- L to R: 7.62×51 NATO, 5.56×45 NATO, 4.5×26MKR.
- Type: Rifle
- Place of origin: Sweden

Service history
- In service: Prototypes only.

Production history
- Designed: 1978
- Manufacturer: Interdynamics AB
- No. built: Prototypes only

Specifications
- Parent case: .22 WMR
- Case type: Rimfire, tapered, shoulderless bottleneck
- Bullet diameter: 4.63 mm, 22 mm long, cold-rolled copper, boat-tail spitzer.
- Neck diameter: 5.02 mm
- Shoulder diameter: none
- Base diameter: 6.48 mm
- Rim diameter: 7.44 mm
- Case length: 26.10 mm
- Overall length: 42 mm
- Primer type: Rimfire
- Maximum pressure: 241–276 MPa
- Filling: 0.51 grams tubular nitrocellulose powder or 0.57 grams spherical double-base powder

Ballistic performance
| Bullet mass/type | Velocity | Energy |
| 1.58 g (24.4 gr) | 1,000 m/s (3,270 ft/s | 790 J (583 ft lbs) |  |

= 4.5×26mm MKR =

Swedish prototype rifle cartridge

The 4.5mm MKR, also known as the 4.5mm Interdynamic or 4.5mm Kjellgren, was a Swedish prototype rimfire cartridge developed for the prototype Interdynamics MKR bullpup assault rifle and carbine.

==History==
The 4.5mm MKR was designed in 1978 by Interdynamic AB, a Swedish company, around the time of the rise of "micro-caliber" popularity. Firearms companies everywhere were trying to achieve a type of practical, light and cheap ammunition. Micro-caliber (less than 5 mm in diameter) ammunition makers wished to achieve higher velocities, flatter trajectories, and greater penetration while keeping weight and recoil low as possible to facilitate controllable use in individual automatic weapons.

== Design ==
The 4.5mm MKR was essentially a .22 WMR rimfire case necked down from 5.6 mm to accept a 4.5 mm bullet, for use in the Interdynamics MKR rifle and carbine. It was supplied in single-use, 50-round polymer magazines. The cartridge featured a curved taper of its body to aid extraction and a short, shoulderless neck.

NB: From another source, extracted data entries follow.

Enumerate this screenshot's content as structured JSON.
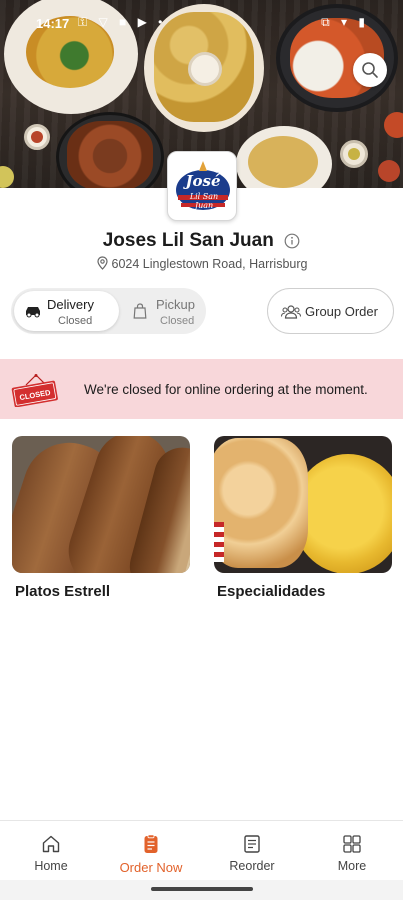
{
  "status_bar": {
    "time": "14:17",
    "left_icons": "⚿ ▽ ■ ▶ •",
    "right_icons": "⧉ ▾ ▮"
  },
  "restaurant": {
    "name": "Joses Lil San Juan",
    "address": "6024 Linglestown Road, Harrisburg",
    "logo_text": "José",
    "logo_sub": "Lil San Juan"
  },
  "order_mode": {
    "delivery": {
      "label": "Delivery",
      "status": "Closed"
    },
    "pickup": {
      "label": "Pickup",
      "status": "Closed"
    },
    "selected": "delivery"
  },
  "group_order": {
    "label": "Group Order"
  },
  "banner": {
    "sign_text": "CLOSED",
    "message": "We're closed for online ordering at the moment."
  },
  "categories": [
    {
      "title": "Platos Estrell"
    },
    {
      "title": "Especialidades"
    }
  ],
  "nav": {
    "items": [
      {
        "label": "Home",
        "icon": "home-icon"
      },
      {
        "label": "Order Now",
        "icon": "order-icon"
      },
      {
        "label": "Reorder",
        "icon": "receipt-icon"
      },
      {
        "label": "More",
        "icon": "grid-icon"
      }
    ],
    "active": "Order Now"
  },
  "colors": {
    "accent": "#e2622b",
    "banner_bg": "#f8d7da",
    "closed_sign": "#d32f2f"
  }
}
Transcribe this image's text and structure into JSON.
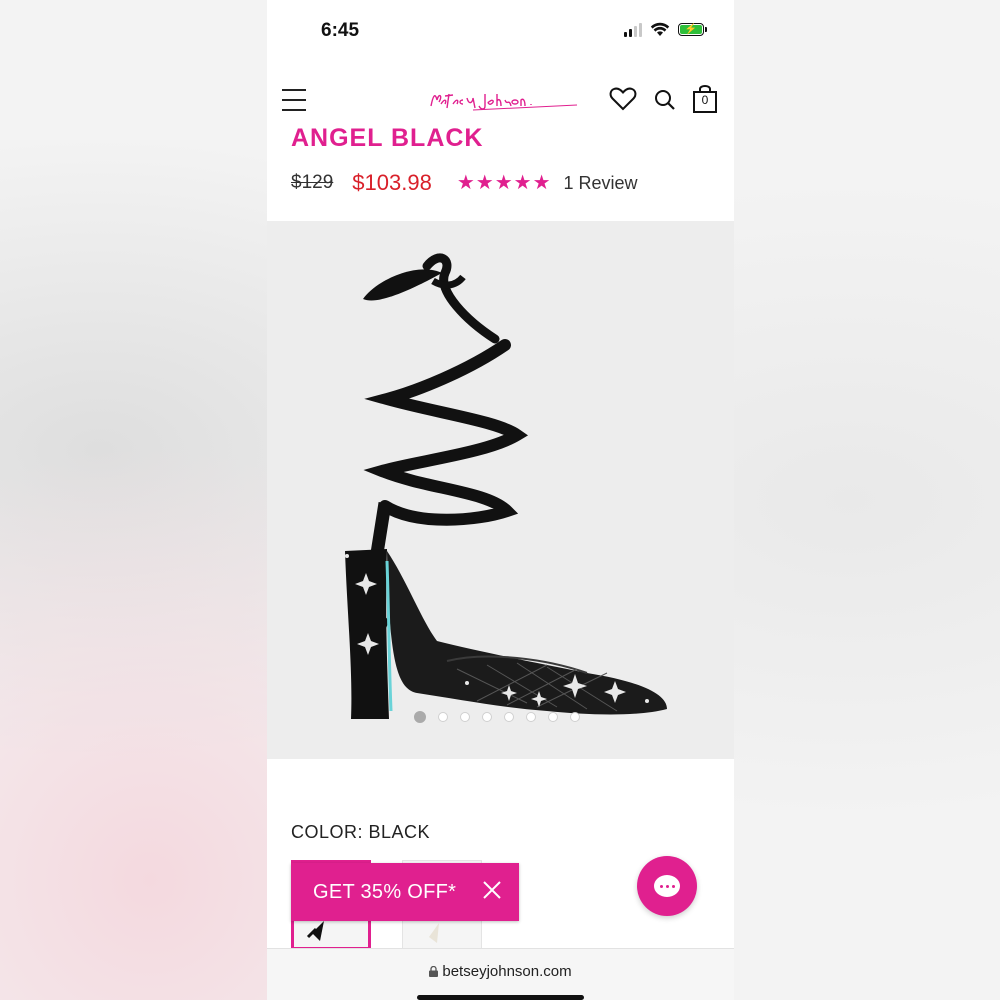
{
  "status": {
    "time": "6:45",
    "battery_color": "#2fbf3a"
  },
  "header": {
    "brand": "Betsey Johnson",
    "menu_icon": "hamburger-menu-icon",
    "wishlist_icon": "heart-icon",
    "search_icon": "search-icon",
    "bag_icon": "shopping-bag-icon",
    "bag_count": "0"
  },
  "product": {
    "title": "ANGEL BLACK",
    "original_price": "$129",
    "sale_price": "$103.98",
    "rating": 5,
    "review_count": "1 Review",
    "gallery": {
      "total_images": 8,
      "active_index": 0
    },
    "color_label": "COLOR: BLACK",
    "swatches": [
      "black",
      "white"
    ]
  },
  "promo": {
    "text": "GET 35% OFF*",
    "close_icon": "close-icon"
  },
  "chat": {
    "icon": "chat-bubble-icon"
  },
  "browser": {
    "url": "betseyjohnson.com",
    "lock_icon": "lock-icon"
  },
  "colors": {
    "brand_pink": "#e0208f",
    "sale_red": "#d9202a"
  }
}
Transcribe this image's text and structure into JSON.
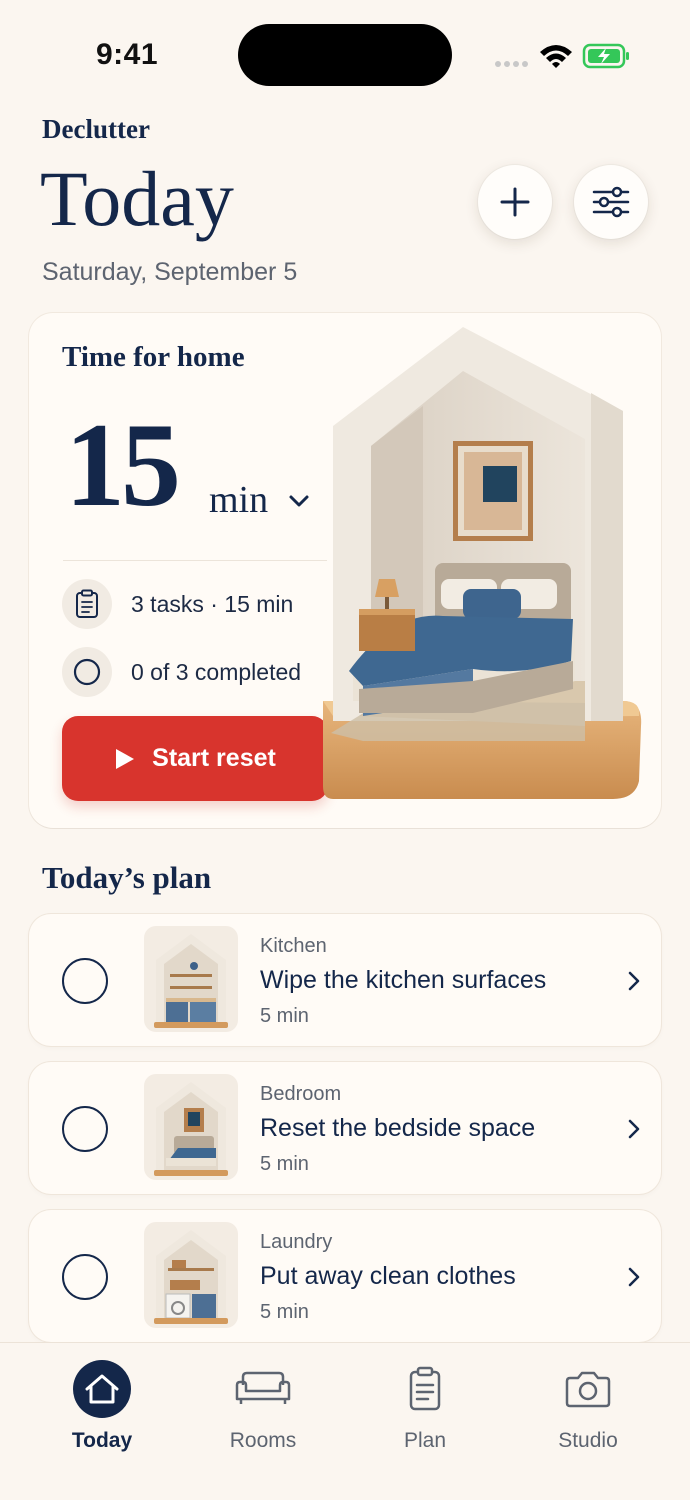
{
  "status_bar": {
    "time": "9:41"
  },
  "header": {
    "brand": "Declutter",
    "title": "Today",
    "date": "Saturday, September 5",
    "add_icon": "plus-icon",
    "filter_icon": "sliders-icon"
  },
  "hero": {
    "title": "Time for home",
    "minutes": "15",
    "unit": "min",
    "stats": [
      {
        "icon": "clipboard-icon",
        "text": "3 tasks · 15 min"
      },
      {
        "icon": "circle-icon",
        "text": "0 of 3 completed"
      }
    ],
    "start_label": "Start reset",
    "accent": "#d8342d"
  },
  "plan": {
    "title": "Today’s plan",
    "tasks": [
      {
        "category": "Kitchen",
        "name": "Wipe the kitchen surfaces",
        "duration": "5 min",
        "completed": false
      },
      {
        "category": "Bedroom",
        "name": "Reset the bedside space",
        "duration": "5 min",
        "completed": false
      },
      {
        "category": "Laundry",
        "name": "Put away clean clothes",
        "duration": "5 min",
        "completed": false
      }
    ]
  },
  "tabbar": {
    "active": "Today",
    "tabs": [
      {
        "label": "Today",
        "icon": "home-icon"
      },
      {
        "label": "Rooms",
        "icon": "sofa-icon"
      },
      {
        "label": "Plan",
        "icon": "clipboard-icon"
      },
      {
        "label": "Studio",
        "icon": "camera-icon"
      }
    ]
  },
  "colors": {
    "navy": "#14274a",
    "background": "#fbf6f0"
  }
}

Its 4.5 mm caliber boat-tail spitzer bullet was 22 mm long and made by cold rolling solid copper wire.

The lightweight bullet of 1.58 g reportedly achieved a muzzle velocity of about 1,000 m/s and a muzzle energy of 790 J. This claim contrasts sharply with the comparable, more modern .17 HMR which has a muzzle energy of 340 J. Due to the combination of a thin-walled rimfire case with a high-pressure powder charge, the cartridge needed good external support so the MKR rifle was designed to use locked breech, gas-operated action with a vertically tilting bolt rather than straight blow back operation. This ensured the bolt only opened once cartridge pressure had reduced to safe levels. The rifle and carbine, which differed only in barrel length, were fired from the open bolt position to prevent cook-off ignition of the thin walled cartridges. Users could select from semi-automatic, three-round burst, or fully automatic modes. The burst and fully automatic modes had a high rate of fire of 1800 rounds per minute.

== Performance ==
The 4.5×26 MKR was claimed to be on par with a 5.56×45mm NATO M-193 bullet at up to 300 m, while one could carry 3.5 times as many of the lighter weight cartridges. Its slender 4.5 mm projectile could penetrate a steel helmet up to 300 m, out to that range it had a similar ballistic curve to the 5.56×45 NATO with M-193 projectile. This was due to a combination of slightly higher velocity, a similar Ingalls ballistic coefficient to the M-193 bullet (0.245 vs 0.265), and the superior penetrating ability of solid cold-rolled copper bullets vs jacketed lead bullets given an equal sectional density. It was potentially lethal at up to 750 m with 80 J and its tendency to tumble on impact was twice that of the 5.56 M-193 bullet, thus ensuring more effective transfer of its diminutive energy to its target, especially as its tip tended to bend. Maximum range was 2,500 m.

Due to concerns about stopping power, reliability, and the inherent problems with using rimfire ammunition, the MKR project was abandoned at the prototype stage and the 4.5mm MKR never saw service or any kind of widespread use.